Santana Textiles, a Brazilian denim manufacturer, announces it has begun hiring up to 300 employees for its new 33-acre facility in Edinburg, TX. When completed by year's end, the new plant will house the company's spinning and weaving operations, and storage warehouses. It also will be the biggest facility operated by the world's fifth-largest denim producer, creating high-quality denim lines for numerous fashion designers. The company employs currently 1,800 employees in Brazil and Argentina.
Raudel Garza, executive director of the Rio South Texas Economic Council, said Santana's plant is a multi-phase project expected to take three years to complete. The first phase involves the construction of a 200,000-sq.-ft. plant (expected to open before December), and the hiring of the 300 workers. Once all phases are complete and the facility fully ramped up, "they expect to have a workforce of up to 800 people," he said.
Texas officials have estimated that the project eventually will pour roughly $170 million into the region.

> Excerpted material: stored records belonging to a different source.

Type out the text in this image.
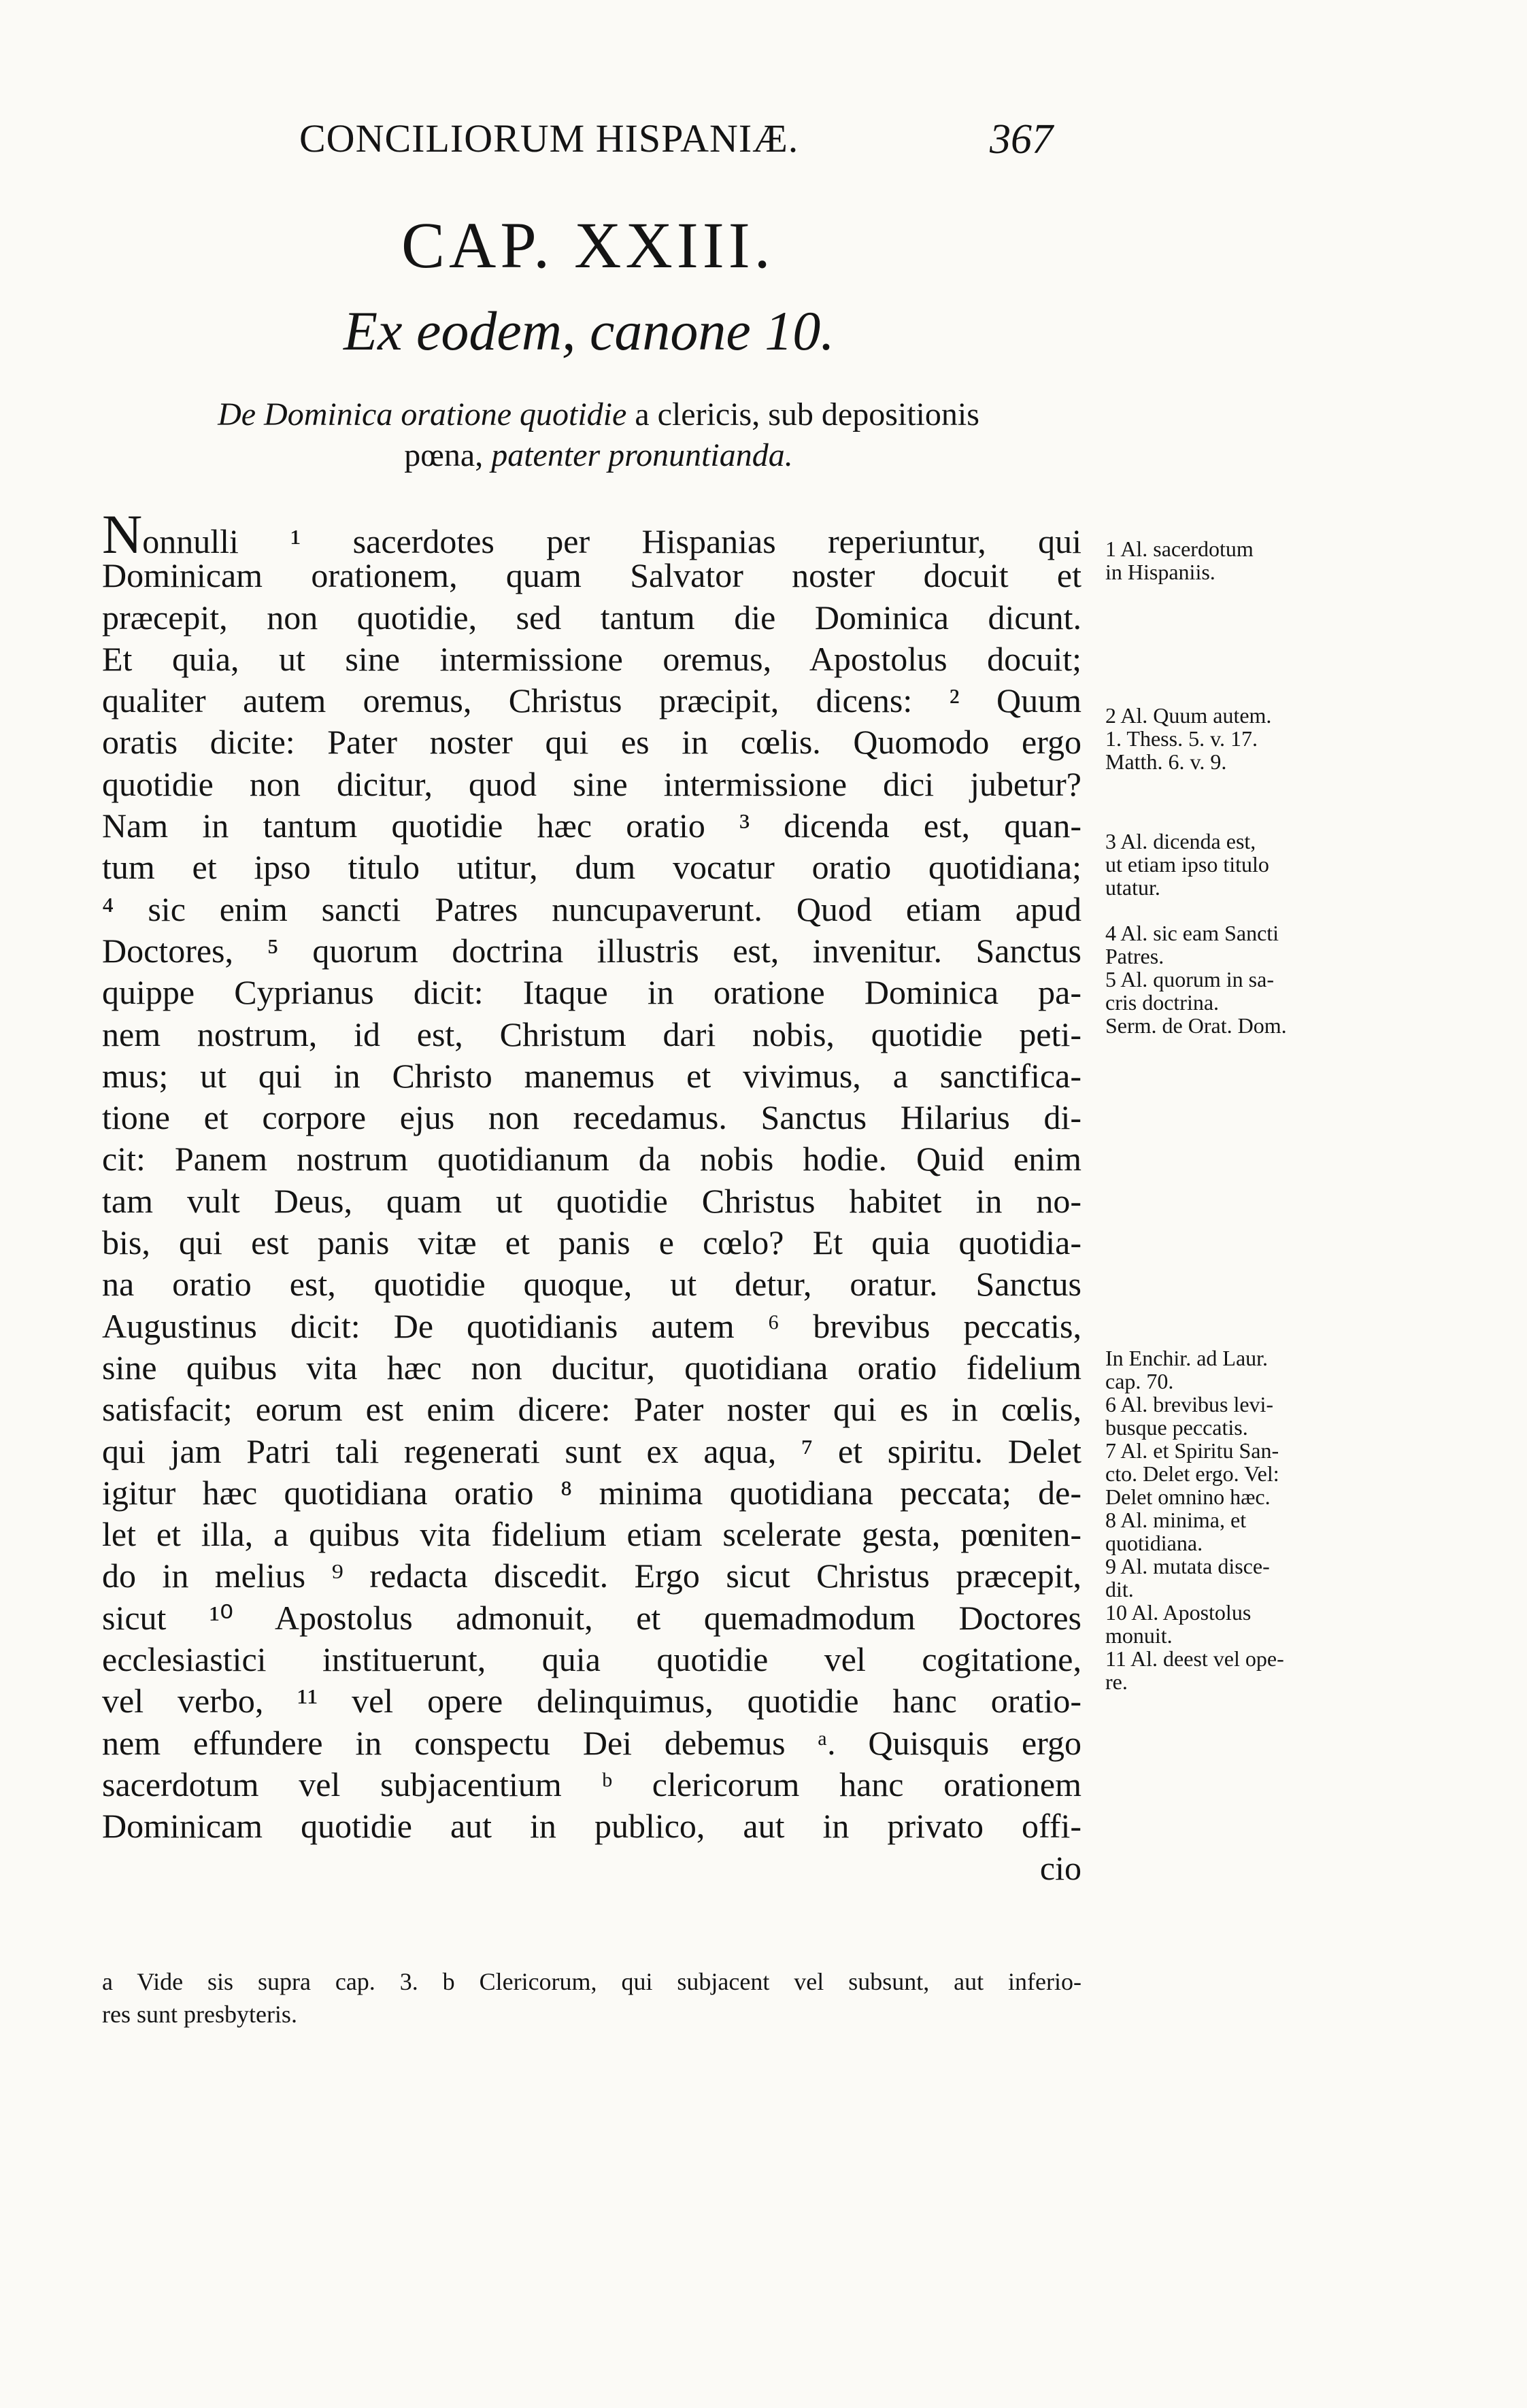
CONCILIORUM HISPANIÆ.	367
CAP. XXIII.
Ex eodem, canone 10.
De Dominica oratione quotidie a clericis, sub depositionis
pœna, patenter pronuntianda.
Nonnulli ¹ sacerdotes per Hispanias reperiuntur, qui
Dominicam orationem, quam Salvator noster docuit et
præcepit, non quotidie, sed tantum die Dominica dicunt.
Et quia, ut sine intermissione oremus, Apostolus docuit;
qualiter autem oremus, Christus præcipit, dicens: ² Quum
oratis dicite: Pater noster qui es in cœlis. Quomodo ergo
quotidie non dicitur, quod sine intermissione dici jubetur?
Nam in tantum quotidie hæc oratio ³ dicenda est, quan-
tum et ipso titulo utitur, dum vocatur oratio quotidiana;
⁴ sic enim sancti Patres nuncupaverunt. Quod etiam apud
Doctores, ⁵ quorum doctrina illustris est, invenitur. Sanctus
quippe Cyprianus dicit: Itaque in oratione Dominica pa-
nem nostrum, id est, Christum dari nobis, quotidie peti-
mus; ut qui in Christo manemus et vivimus, a sanctifica-
tione et corpore ejus non recedamus. Sanctus Hilarius di-
cit: Panem nostrum quotidianum da nobis hodie. Quid enim
tam vult Deus, quam ut quotidie Christus habitet in no-
bis, qui est panis vitæ et panis e cœlo? Et quia quotidia-
na oratio est, quotidie quoque, ut detur, oratur. Sanctus
Augustinus dicit: De quotidianis autem ⁶ brevibus peccatis,
sine quibus vita hæc non ducitur, quotidiana oratio fidelium
satisfacit; eorum est enim dicere: Pater noster qui es in cœlis,
qui jam Patri tali regenerati sunt ex aqua, ⁷ et spiritu. Delet
igitur hæc quotidiana oratio ⁸ minima quotidiana peccata; de-
let et illa, a quibus vita fidelium etiam scelerate gesta, pœniten-
do in melius ⁹ redacta discedit. Ergo sicut Christus præcepit,
sicut ¹⁰ Apostolus admonuit, et quemadmodum Doctores
ecclesiastici instituerunt, quia quotidie vel cogitatione,
vel verbo, ¹¹ vel opere delinquimus, quotidie hanc oratio-
nem effundere in conspectu Dei debemus ᵃ. Quisquis ergo
sacerdotum vel subjacentium ᵇ clericorum hanc orationem
Dominicam quotidie aut in publico, aut in privato offi-
cio
a Vide sis supra cap. 3. b Clericorum, qui subjacent vel subsunt, aut inferio-
res sunt presbyteris.
1 Al. sacerdotum
in Hispaniis.
2 Al. Quum autem.
1. Thess. 5. v. 17.
Matth. 6. v. 9.
3 Al. dicenda est,
ut etiam ipso titulo
utatur.
4 Al. sic eam Sancti
Patres.
5 Al. quorum in sa-
cris doctrina.
Serm. de Orat. Dom.
In Enchir. ad Laur.
cap. 70.
6 Al. brevibus levi-
busque peccatis.
7 Al. et Spiritu San-
cto. Delet ergo. Vel:
Delet omnino hæc.
8 Al. minima, et
quotidiana.
9 Al. mutata disce-
dit.
10 Al. Apostolus
monuit.
11 Al. deest vel ope-
re.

The plant's groundbreaking ceremony took place July 2008, and construction began in late 2010. "The company's equipment is so big that you can't build a building until the equipment is in; and that's what Santana is expecting to arrive soon in Texas," explained Garza. "They've begun hiring to train people as it's anticipated the facility will be operational in the near future."
Garza said that "it's good for Texas cotton farmers" that Santana plans on buying "as much cotton locally as possible" to produce its blue jeans.
The textile company has received a wide assortment of incentives, including a Texas Enterprise Fund grant of $1.65 million, a property tax abatement from.Hidalgo County, and donation of the project's 33 acres at Edinburg North Industrial Park (plus site infrastructure) from the City of Edinburg and the Edinburg Economic Development Corporation. The two latter entities also helped Santana obtain an enterprise zone project designation from the State which allows the firm to receive a refund on sales and use taxes paid during the construction period (and several years afterwards) based on the number of jobs created. Moreover, The University of Texas - Pan American, South Texas College, and Workforce Solutions (the local workforce development board) have teamed up and applied for specific grants to provide training for the Santana Textile's employees.
"The fact that a Brazilian manufacturer chose to build their newest plant here in Rio South Texas will come as no surprise to those who understand this region," noted Garza. "Rio South Texas offers everything companies are seeking in these challenging economic times," he added, citing the region's young labor force, low cost of living and ideal geographic location for manufacturers and distributors.